I felt myself moving toward him.
“I’m going,” he said. “Y’all have a great life. See you, Val. Believe it or not, I thought you were the one.”
He walked away from us bare-chested, his shirt clenched in his hand. I suspected Grady’s father had taught him many lessons, and one of them involved probing for bone and nerve to leave the most ragged of wounds. I caught up with him before he got to his MG. He was smiling to himself.
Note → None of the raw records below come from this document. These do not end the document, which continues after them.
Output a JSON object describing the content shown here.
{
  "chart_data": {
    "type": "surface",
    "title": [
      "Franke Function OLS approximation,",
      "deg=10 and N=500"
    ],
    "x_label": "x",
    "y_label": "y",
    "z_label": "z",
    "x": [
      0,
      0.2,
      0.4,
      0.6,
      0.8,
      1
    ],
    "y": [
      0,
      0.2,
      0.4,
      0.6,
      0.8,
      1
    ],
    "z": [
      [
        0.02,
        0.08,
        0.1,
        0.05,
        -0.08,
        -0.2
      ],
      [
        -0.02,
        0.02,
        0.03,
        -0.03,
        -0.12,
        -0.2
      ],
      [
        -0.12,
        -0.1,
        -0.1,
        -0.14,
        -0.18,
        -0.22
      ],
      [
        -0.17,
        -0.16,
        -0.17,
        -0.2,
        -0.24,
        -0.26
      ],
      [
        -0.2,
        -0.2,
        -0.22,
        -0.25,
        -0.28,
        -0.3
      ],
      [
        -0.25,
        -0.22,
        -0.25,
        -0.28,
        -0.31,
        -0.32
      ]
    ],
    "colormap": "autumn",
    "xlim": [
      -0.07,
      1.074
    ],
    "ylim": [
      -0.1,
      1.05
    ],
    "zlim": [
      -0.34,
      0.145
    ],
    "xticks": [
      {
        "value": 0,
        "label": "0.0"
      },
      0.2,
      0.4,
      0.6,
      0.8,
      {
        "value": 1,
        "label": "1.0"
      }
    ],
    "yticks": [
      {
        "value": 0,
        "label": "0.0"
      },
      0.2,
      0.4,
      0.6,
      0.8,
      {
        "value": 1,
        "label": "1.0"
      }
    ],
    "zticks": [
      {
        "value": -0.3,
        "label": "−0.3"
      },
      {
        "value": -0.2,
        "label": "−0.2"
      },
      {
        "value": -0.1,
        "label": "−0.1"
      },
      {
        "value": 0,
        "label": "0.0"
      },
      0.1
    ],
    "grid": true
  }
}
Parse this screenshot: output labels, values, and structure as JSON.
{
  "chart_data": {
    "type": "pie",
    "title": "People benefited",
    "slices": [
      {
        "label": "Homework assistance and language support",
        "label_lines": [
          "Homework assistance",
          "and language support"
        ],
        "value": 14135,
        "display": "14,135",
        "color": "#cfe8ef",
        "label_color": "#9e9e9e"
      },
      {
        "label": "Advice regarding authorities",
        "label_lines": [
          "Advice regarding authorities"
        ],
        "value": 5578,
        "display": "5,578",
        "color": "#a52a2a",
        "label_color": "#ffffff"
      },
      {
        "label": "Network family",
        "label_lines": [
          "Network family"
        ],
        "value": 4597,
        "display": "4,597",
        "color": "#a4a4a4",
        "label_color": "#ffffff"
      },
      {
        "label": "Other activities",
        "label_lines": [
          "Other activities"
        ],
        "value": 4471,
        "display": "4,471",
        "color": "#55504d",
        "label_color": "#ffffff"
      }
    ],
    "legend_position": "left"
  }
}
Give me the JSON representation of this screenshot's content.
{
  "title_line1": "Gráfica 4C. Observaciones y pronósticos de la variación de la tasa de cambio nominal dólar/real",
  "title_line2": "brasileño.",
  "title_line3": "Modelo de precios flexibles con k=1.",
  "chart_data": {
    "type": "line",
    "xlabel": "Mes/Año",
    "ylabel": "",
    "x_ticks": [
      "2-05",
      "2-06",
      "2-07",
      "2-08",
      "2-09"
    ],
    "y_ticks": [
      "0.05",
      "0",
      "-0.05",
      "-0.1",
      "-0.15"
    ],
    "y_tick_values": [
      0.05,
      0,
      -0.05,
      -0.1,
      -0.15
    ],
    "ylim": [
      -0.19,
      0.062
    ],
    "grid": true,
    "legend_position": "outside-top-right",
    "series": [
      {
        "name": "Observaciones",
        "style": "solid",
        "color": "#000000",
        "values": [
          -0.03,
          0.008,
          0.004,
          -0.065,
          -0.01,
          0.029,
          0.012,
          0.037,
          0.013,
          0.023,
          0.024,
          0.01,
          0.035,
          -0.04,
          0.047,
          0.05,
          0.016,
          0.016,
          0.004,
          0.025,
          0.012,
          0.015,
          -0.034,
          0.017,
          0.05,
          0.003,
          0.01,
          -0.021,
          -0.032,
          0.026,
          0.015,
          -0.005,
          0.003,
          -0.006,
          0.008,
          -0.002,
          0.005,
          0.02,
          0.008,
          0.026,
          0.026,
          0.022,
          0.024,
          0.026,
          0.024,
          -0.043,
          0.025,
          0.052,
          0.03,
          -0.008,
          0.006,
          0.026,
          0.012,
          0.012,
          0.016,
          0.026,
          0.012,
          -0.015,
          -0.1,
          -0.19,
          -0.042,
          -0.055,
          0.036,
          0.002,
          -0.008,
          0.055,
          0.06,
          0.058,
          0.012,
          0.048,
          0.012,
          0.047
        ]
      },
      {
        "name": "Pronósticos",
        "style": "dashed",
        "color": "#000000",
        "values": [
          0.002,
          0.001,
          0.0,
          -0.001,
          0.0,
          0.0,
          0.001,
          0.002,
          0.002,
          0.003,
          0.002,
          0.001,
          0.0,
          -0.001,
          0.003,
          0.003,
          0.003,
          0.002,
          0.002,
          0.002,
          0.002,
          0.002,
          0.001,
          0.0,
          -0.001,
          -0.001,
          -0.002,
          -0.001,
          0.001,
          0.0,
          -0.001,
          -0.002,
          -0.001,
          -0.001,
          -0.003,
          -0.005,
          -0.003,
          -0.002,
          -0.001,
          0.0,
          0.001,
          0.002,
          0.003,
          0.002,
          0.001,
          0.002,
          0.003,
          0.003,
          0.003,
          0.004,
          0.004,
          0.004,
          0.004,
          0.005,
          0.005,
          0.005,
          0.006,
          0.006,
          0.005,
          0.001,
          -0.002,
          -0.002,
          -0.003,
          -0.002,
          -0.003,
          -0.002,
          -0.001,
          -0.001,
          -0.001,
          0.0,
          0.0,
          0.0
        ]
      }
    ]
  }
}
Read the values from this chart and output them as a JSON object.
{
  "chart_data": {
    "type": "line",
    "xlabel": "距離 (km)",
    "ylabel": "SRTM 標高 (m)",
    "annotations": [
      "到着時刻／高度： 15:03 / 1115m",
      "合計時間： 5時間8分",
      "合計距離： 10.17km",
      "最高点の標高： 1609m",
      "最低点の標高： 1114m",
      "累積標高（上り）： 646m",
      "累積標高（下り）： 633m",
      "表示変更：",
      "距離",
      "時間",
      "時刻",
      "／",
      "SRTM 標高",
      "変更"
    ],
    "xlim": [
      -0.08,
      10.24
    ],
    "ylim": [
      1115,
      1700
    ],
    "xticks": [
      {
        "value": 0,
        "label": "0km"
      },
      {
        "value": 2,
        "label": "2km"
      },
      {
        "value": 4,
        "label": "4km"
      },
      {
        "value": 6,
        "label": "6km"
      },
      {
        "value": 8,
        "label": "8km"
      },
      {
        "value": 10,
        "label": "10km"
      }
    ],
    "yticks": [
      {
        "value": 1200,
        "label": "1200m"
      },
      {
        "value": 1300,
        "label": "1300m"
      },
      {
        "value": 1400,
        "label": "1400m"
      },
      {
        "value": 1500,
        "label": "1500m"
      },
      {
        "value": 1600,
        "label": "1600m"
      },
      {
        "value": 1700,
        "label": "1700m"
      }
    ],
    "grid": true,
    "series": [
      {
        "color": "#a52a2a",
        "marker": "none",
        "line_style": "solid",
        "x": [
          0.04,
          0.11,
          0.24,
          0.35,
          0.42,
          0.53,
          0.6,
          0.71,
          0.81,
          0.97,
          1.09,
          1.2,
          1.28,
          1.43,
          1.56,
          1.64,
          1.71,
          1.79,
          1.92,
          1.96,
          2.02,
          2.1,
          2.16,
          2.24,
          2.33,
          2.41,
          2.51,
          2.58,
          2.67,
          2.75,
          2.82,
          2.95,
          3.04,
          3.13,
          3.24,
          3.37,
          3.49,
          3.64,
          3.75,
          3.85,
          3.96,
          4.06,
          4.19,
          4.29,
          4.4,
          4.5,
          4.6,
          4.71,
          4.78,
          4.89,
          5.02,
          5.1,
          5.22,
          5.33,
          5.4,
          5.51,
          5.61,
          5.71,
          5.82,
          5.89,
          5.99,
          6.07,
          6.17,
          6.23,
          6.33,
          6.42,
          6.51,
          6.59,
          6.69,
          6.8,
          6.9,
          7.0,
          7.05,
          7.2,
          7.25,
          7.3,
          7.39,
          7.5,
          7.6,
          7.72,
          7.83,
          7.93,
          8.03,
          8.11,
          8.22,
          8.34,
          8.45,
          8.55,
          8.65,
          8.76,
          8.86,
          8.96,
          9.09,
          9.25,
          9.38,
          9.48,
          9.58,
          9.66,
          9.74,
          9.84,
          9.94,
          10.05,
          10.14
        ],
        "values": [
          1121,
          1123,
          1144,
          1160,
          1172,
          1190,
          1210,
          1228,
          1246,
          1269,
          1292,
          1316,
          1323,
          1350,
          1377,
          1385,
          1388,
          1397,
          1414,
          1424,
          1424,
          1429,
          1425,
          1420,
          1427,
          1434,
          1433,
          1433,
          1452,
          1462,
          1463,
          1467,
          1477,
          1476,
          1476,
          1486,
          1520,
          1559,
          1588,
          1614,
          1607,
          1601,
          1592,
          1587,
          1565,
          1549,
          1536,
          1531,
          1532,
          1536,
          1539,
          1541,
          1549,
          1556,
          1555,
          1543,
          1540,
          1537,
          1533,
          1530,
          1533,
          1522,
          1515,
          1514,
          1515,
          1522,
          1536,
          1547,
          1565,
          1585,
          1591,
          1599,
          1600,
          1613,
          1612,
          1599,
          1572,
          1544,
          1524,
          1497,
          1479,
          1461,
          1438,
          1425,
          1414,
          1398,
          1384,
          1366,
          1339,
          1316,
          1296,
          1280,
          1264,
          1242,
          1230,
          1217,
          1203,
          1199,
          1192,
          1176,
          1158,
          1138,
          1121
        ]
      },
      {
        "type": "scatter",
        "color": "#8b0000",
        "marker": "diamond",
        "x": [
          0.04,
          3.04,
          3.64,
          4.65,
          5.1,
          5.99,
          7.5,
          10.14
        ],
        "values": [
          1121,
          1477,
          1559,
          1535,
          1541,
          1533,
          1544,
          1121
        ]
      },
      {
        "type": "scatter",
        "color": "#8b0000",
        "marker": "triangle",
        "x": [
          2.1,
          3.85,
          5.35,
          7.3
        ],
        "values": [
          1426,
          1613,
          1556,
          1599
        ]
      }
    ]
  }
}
“I don’t know what it is, but there’s something I missed,” I said. “It was a detail, something you said or Valerie said or a cop named Jenks said. It has to do with your alibi.”
The sky was a dull red now, the campground falling into shadow. His eyes searched my face. “You’d make a lousy poker player.”
“It’s not me who has sweat on his upper lip,” I replied.